In Iraq, U.S. and British forces have left the country riven with corruption, squabbling over the ownership of oil and gas fields, and a sectarianism that claims lives in depressing regularity. So much for the day after planning there.

Hoff is particularly worried about Afghanistan where NATO forces will wind down their combat operations next year. “And then what ?” she said. “German troops will be the last to pull out. We have stayed the course in Kosovo and we are staying the course in Afghanistan. We are reliable. And we should say so. We have nothing to be ashamed about.”

As for Libya, France is now dealing with the consequences of not having planned for the day after. Surely in 2011-when the French government, together with Britain-pressed for military intervention against Colonel Muammar Gaddafi’s regime, its intelligence sources had some idea of the number of well-armed mercenaries in the country.

Yet neither French nor British troops prevented the mercenaries from leaving the country with their equipment intact, once it became clear that Gaddafi’s days were numbered. Many of the fighters withdrew into Northern Mali to foment the indigenous Tuareg movement’s rebellion against the Malian government.

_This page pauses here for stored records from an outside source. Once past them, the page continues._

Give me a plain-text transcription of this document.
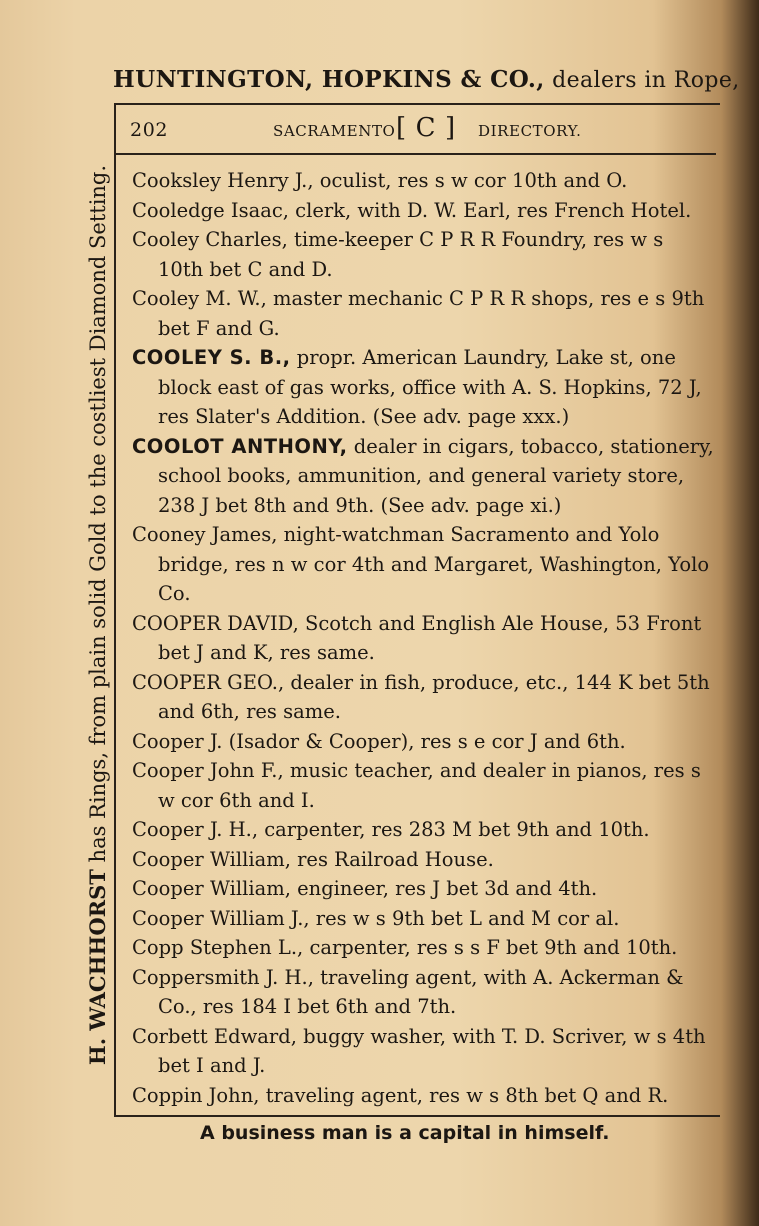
HUNTINGTON, HOPKINS & CO., dealers in Rope,
H. WACHHORST has Rings, from plain solid Gold to the costliest Diamond Setting.
202	SACRAMENTO [ C ] DIRECTORY.

Cooksley Henry J., oculist, res s w cor 10th and O.

Cooledge Isaac, clerk, with D. W. Earl, res French Hotel.

Cooley Charles, time-keeper C P R R Foundry, res w s 10th bet C and D.

Cooley M. W., master mechanic C P R R shops, res e s 9th bet F and G.

COOLEY S. B., propr. American Laundry, Lake st, one block east of gas works, office with A. S. Hopkins, 72 J, res Slater's Addition. (See adv. page xxx.)

COOLOT ANTHONY, dealer in cigars, tobacco, stationery, school books, ammunition, and general variety store, 238 J bet 8th and 9th. (See adv. page xi.)

Cooney James, night-watchman Sacramento and Yolo bridge, res n w cor 4th and Margaret, Washington, Yolo Co.

COOPER DAVID, Scotch and English Ale House, 53 Front bet J and K, res same.

COOPER GEO., dealer in fish, produce, etc., 144 K bet 5th and 6th, res same.

Cooper J. (Isador & Cooper), res s e cor J and 6th.

Cooper John F., music teacher, and dealer in pianos, res s w cor 6th and I.

Cooper J. H., carpenter, res 283 M bet 9th and 10th.

Cooper William, res Railroad House.

Cooper William, engineer, res J bet 3d and 4th.

Cooper William J., res w s 9th bet L and M cor al.

Copp Stephen L., carpenter, res s s F bet 9th and 10th.

Coppersmith J. H., traveling agent, with A. Ackerman & Co., res 184 I bet 6th and 7th.

Corbett Edward, buggy washer, with T. D. Scriver, w s 4th bet I and J.

Coppin John, traveling agent, res w s 8th bet Q and R.

A business man is a capital in himself.
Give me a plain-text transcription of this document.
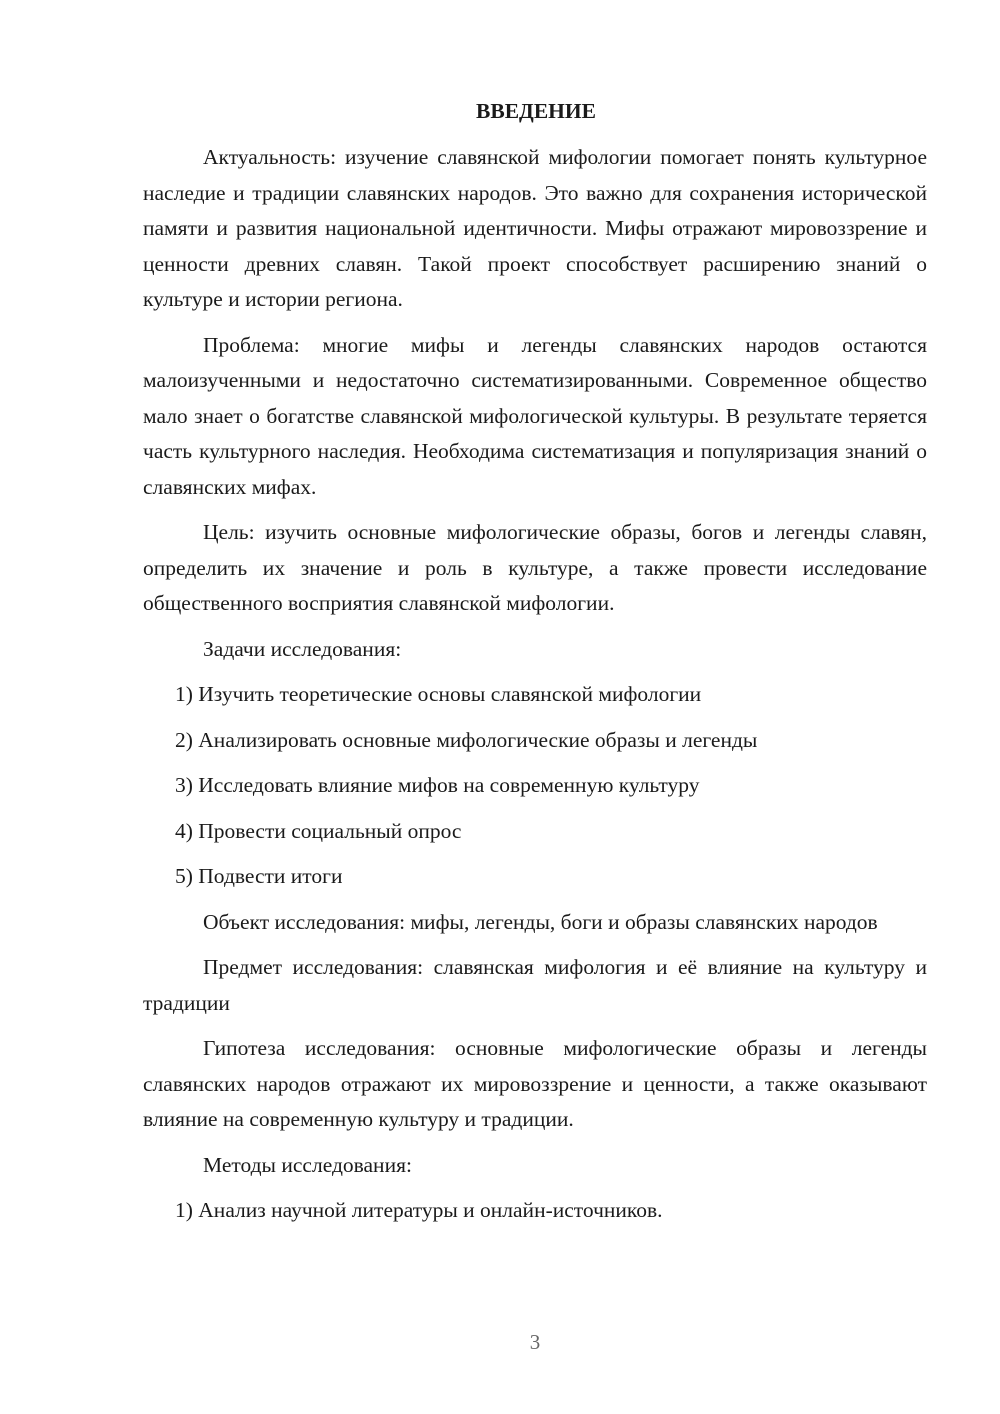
ВВЕДЕНИЕ

Актуальность: изучение славянской мифологии помогает понять культурное наследие и традиции славянских народов. Это важно для сохранения исторической памяти и развития национальной идентичности. Мифы отражают мировоззрение и ценности древних славян. Такой проект способствует расширению знаний о культуре и истории региона.

Проблема: многие мифы и легенды славянских народов остаются малоизученными и недостаточно систематизированными. Современное общество мало знает о богатстве славянской мифологической культуры. В результате теряется часть культурного наследия. Необходима систематизация и популяризация знаний о славянских мифах.

Цель: изучить основные мифологические образы, богов и легенды славян, определить их значение и роль в культуре, а также провести исследование общественного восприятия славянской мифологии.

Задачи исследования:

1) Изучить теоретические основы славянской мифологии
2) Анализировать основные мифологические образы и легенды
3) Исследовать влияние мифов на современную культуру
4) Провести социальный опрос
5) Подвести итоги

Объект исследования: мифы, легенды, боги и образы славянских народов

Предмет исследования: славянская мифология и её влияние на культуру и традиции

Гипотеза исследования: основные мифологические образы и легенды славянских народов отражают их мировоззрение и ценности, а также оказывают влияние на современную культуру и традиции.

Методы исследования:

1) Анализ научной литературы и онлайн-источников.
3
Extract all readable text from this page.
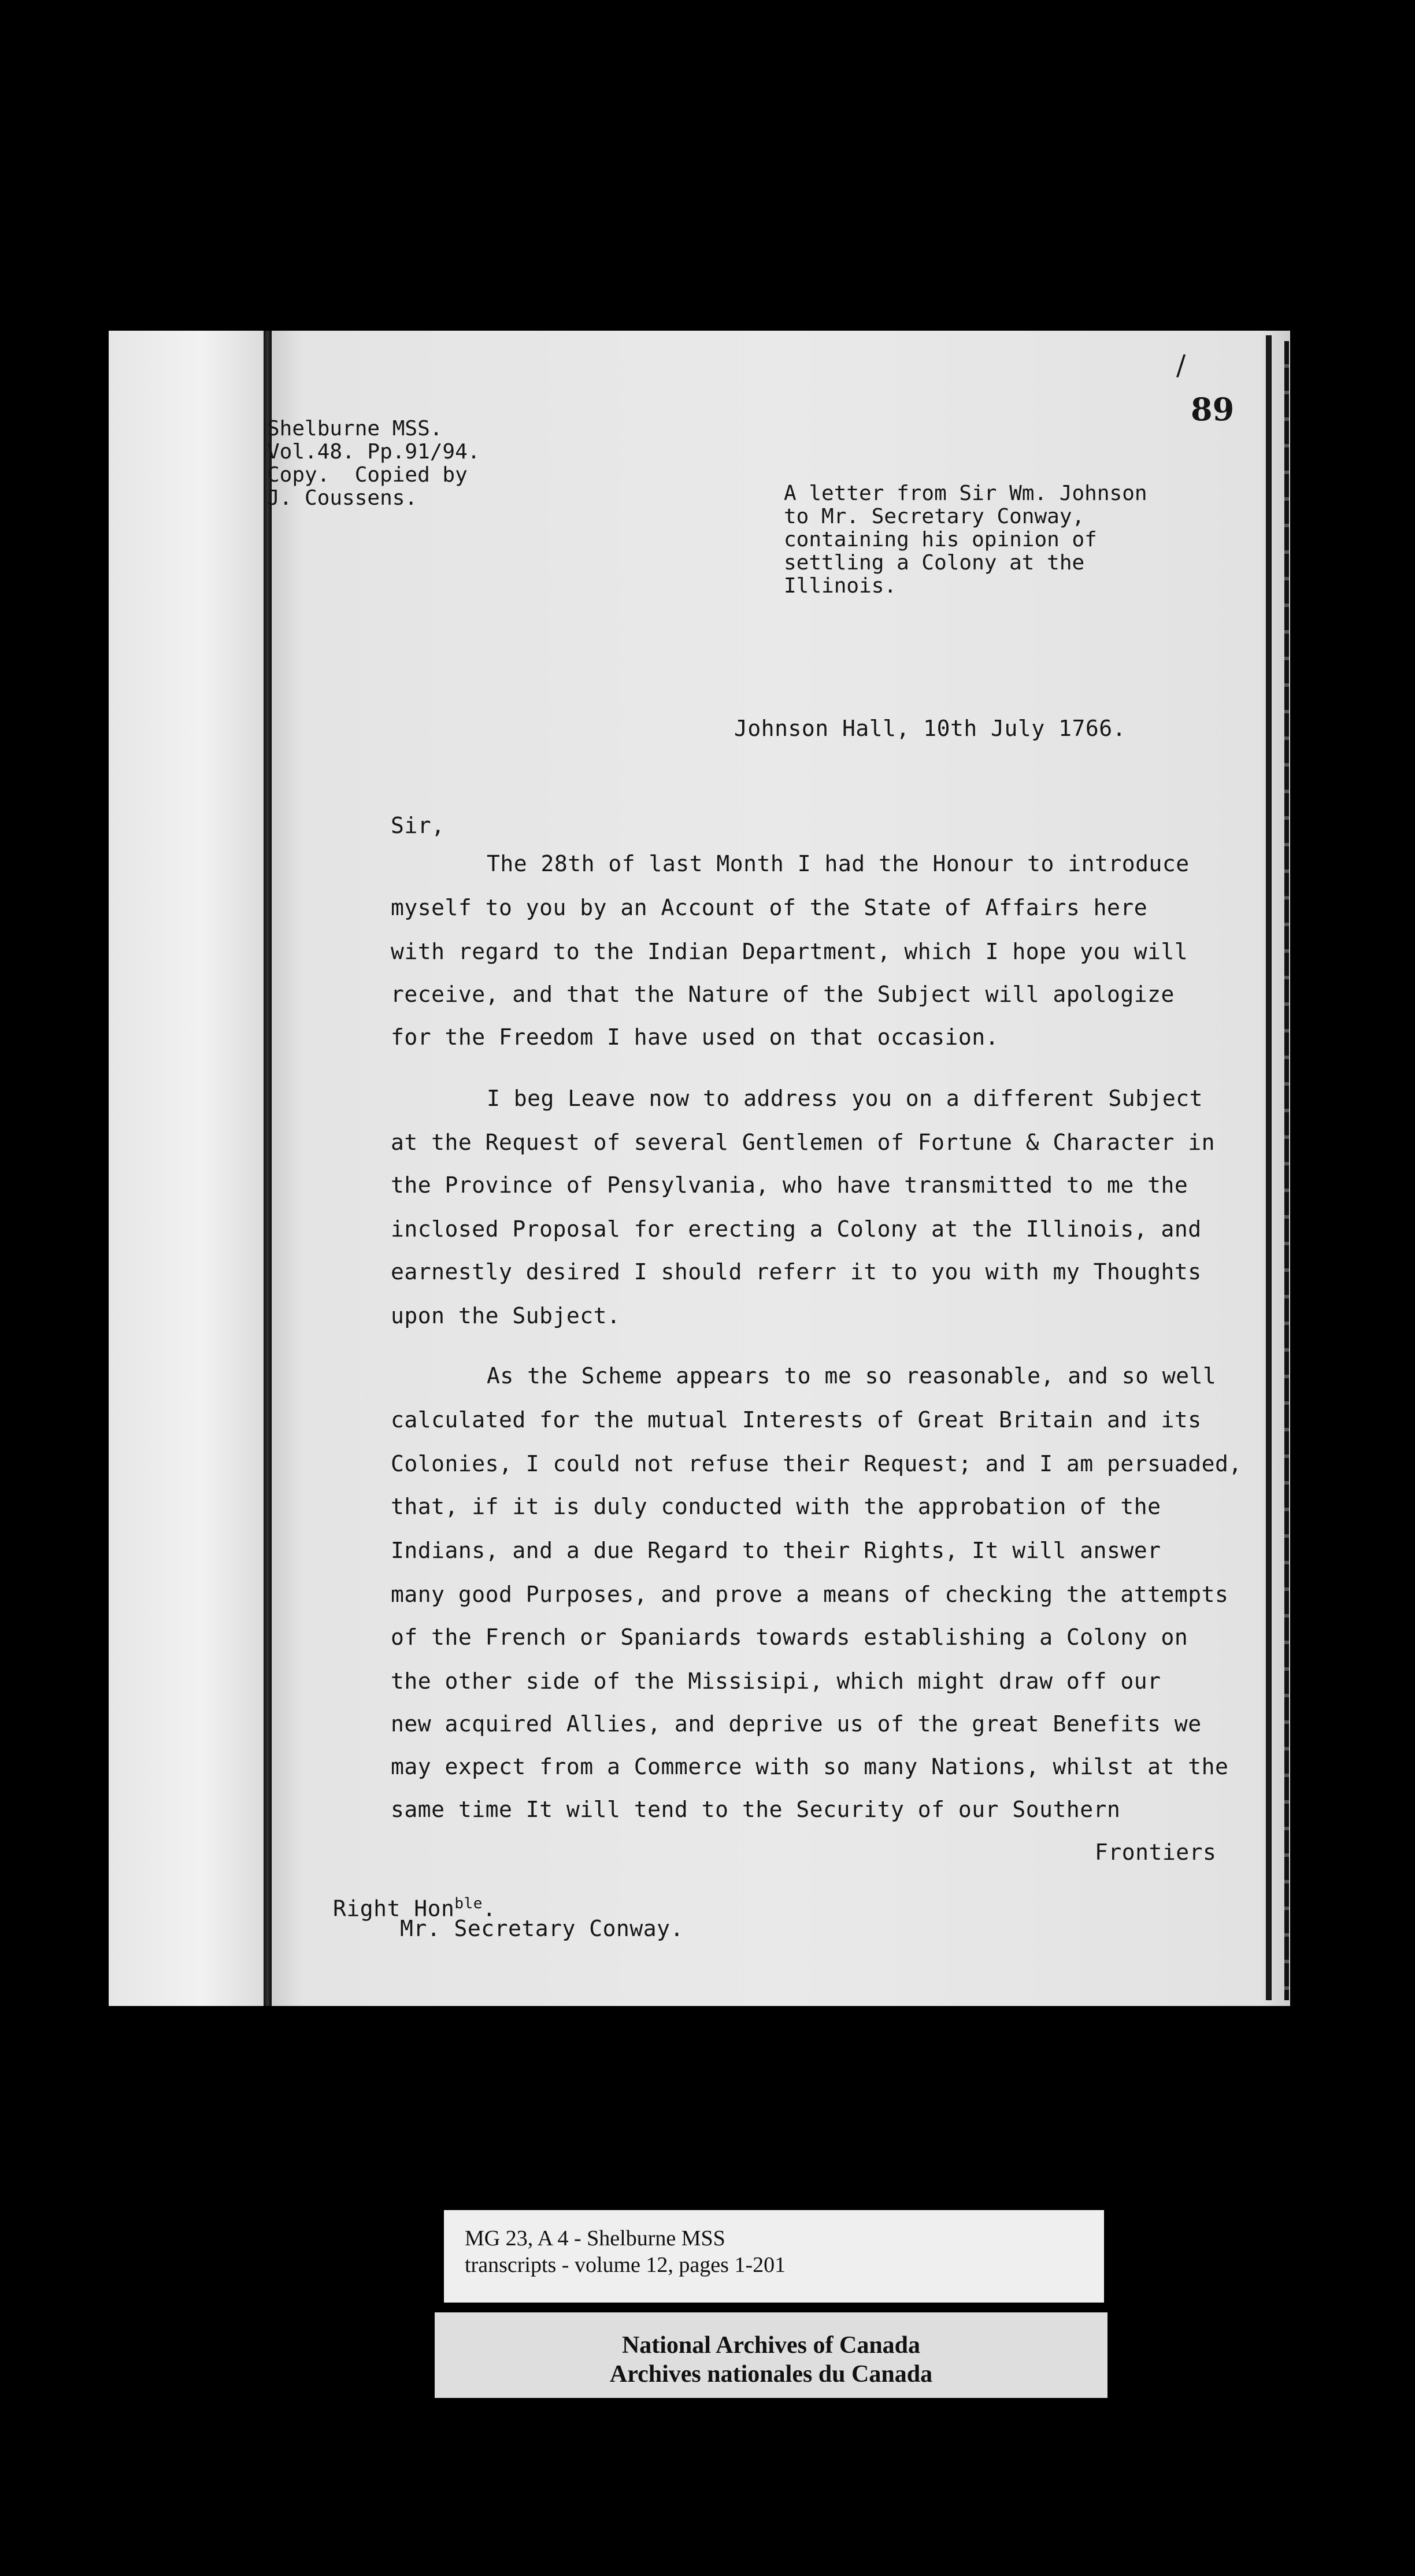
/
89
Shelburne MSS.
Vol.48. Pp.91/94.
Copy.  Copied by
J. Coussens.	A letter from Sir Wm. Johnson
to Mr. Secretary Conway,
containing his opinion of
settling a Colony at the
Illinois.
Johnson Hall, 10th July 1766.
Sir,
The 28th of last Month I had the Honour to introduce
myself to you by an Account of the State of Affairs here
with regard to the Indian Department, which I hope you will
receive, and that the Nature of the Subject will apologize
for the Freedom I have used on that occasion.
I beg Leave now to address you on a different Subject
at the Request of several Gentlemen of Fortune & Character in
the Province of Pensylvania, who have transmitted to me the
inclosed Proposal for erecting a Colony at the Illinois, and
earnestly desired I should referr it to you with my Thoughts
upon the Subject.
As the Scheme appears to me so reasonable, and so well
calculated for the mutual Interests of Great Britain and its
Colonies, I could not refuse their Request; and I am persuaded,
that, if it is duly conducted with the approbation of the
Indians, and a due Regard to their Rights, It will answer
many good Purposes, and prove a means of checking the attempts
of the French or Spaniards towards establishing a Colony on
the other side of the Missisipi, which might draw off our
new acquired Allies, and deprive us of the great Benefits we
may expect from a Commerce with so many Nations, whilst at the
same time It will tend to the Security of our Southern
Frontiers
Right Hon$^{ble}$.
Mr. Secretary Conway.
MG 23, A 4 - Shelburne MSS
transcripts - volume 12, pages 1-201
National Archives of Canada
Archives nationales du Canada
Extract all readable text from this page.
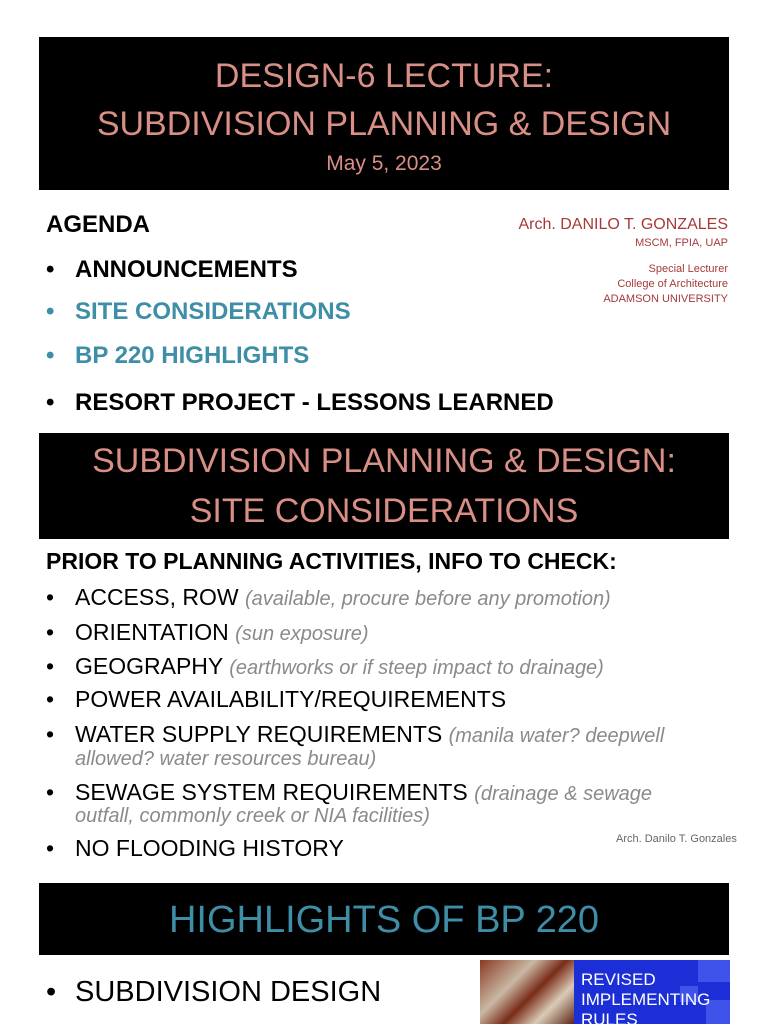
DESIGN-6 LECTURE:
SUBDIVISION PLANNING & DESIGN
May 5, 2023
AGENDA
• ANNOUNCEMENTS
• SITE CONSIDERATIONS
• BP 220 HIGHLIGHTS
• RESORT PROJECT - LESSONS LEARNED
Arch. DANILO T. GONZALES
MSCM, FPIA, UAP
Special Lecturer
College of Architecture
ADAMSON UNIVERSITY
SUBDIVISION PLANNING & DESIGN:
SITE CONSIDERATIONS
PRIOR TO PLANNING ACTIVITIES, INFO TO CHECK:
• ACCESS, ROW (available, procure before any promotion)
• ORIENTATION (sun exposure)
• GEOGRAPHY (earthworks or if steep impact to drainage)
• POWER AVAILABILITY/REQUIREMENTS
• WATER SUPPLY REQUIREMENTS (manila water? deepwell
allowed? water resources bureau)
• SEWAGE SYSTEM REQUIREMENTS (drainage & sewage
outfall, commonly creek or NIA facilities)
• NO FLOODING HISTORY	Arch. Danilo T. Gonzales
HIGHLIGHTS OF BP 220
• SUBDIVISION DESIGN	REVISED
IMPLEMENTING
RULES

To this day, NATO officials are loath to criticize the Libya mission. But maybe it’s not too late to learn from those mistakes as the EU prepares to send up to 250 officers to train the Malian army.

Hoff is highly critical of this mission that will take place under the umbrella of EU crisis management. She fears that the risk of the conflict escalating has not been factored into the EU mission. Emergency procedures are inadequate, she claims. The European soldiers who are going in as trainers will not be sufficiently protected from attacks. Yet it is not as if the EU didn’t have enough time to think about this mission. It has been working on it for many months.

Germany, according to this German Liberal parliamentarian, has decided to send soldiers to the EU training mission, not because it believes in the venture, but because it wants to demonstrate that Europe is working together. That, says Hoff, is not a good enough reason.

Still, there are sound reasons for every European country to actively support France’s intervention. Not least of all for fear of themselves becoming targets of Islamist terrorists operating from the Sahel. The dangers may be so real and so immediate that it would be reckless to wait until a proper, water-tight day after plan has been drawn up. But in the longer-term, it may prove to be equally reckless to continue to neglect planning for a sound exit strategy.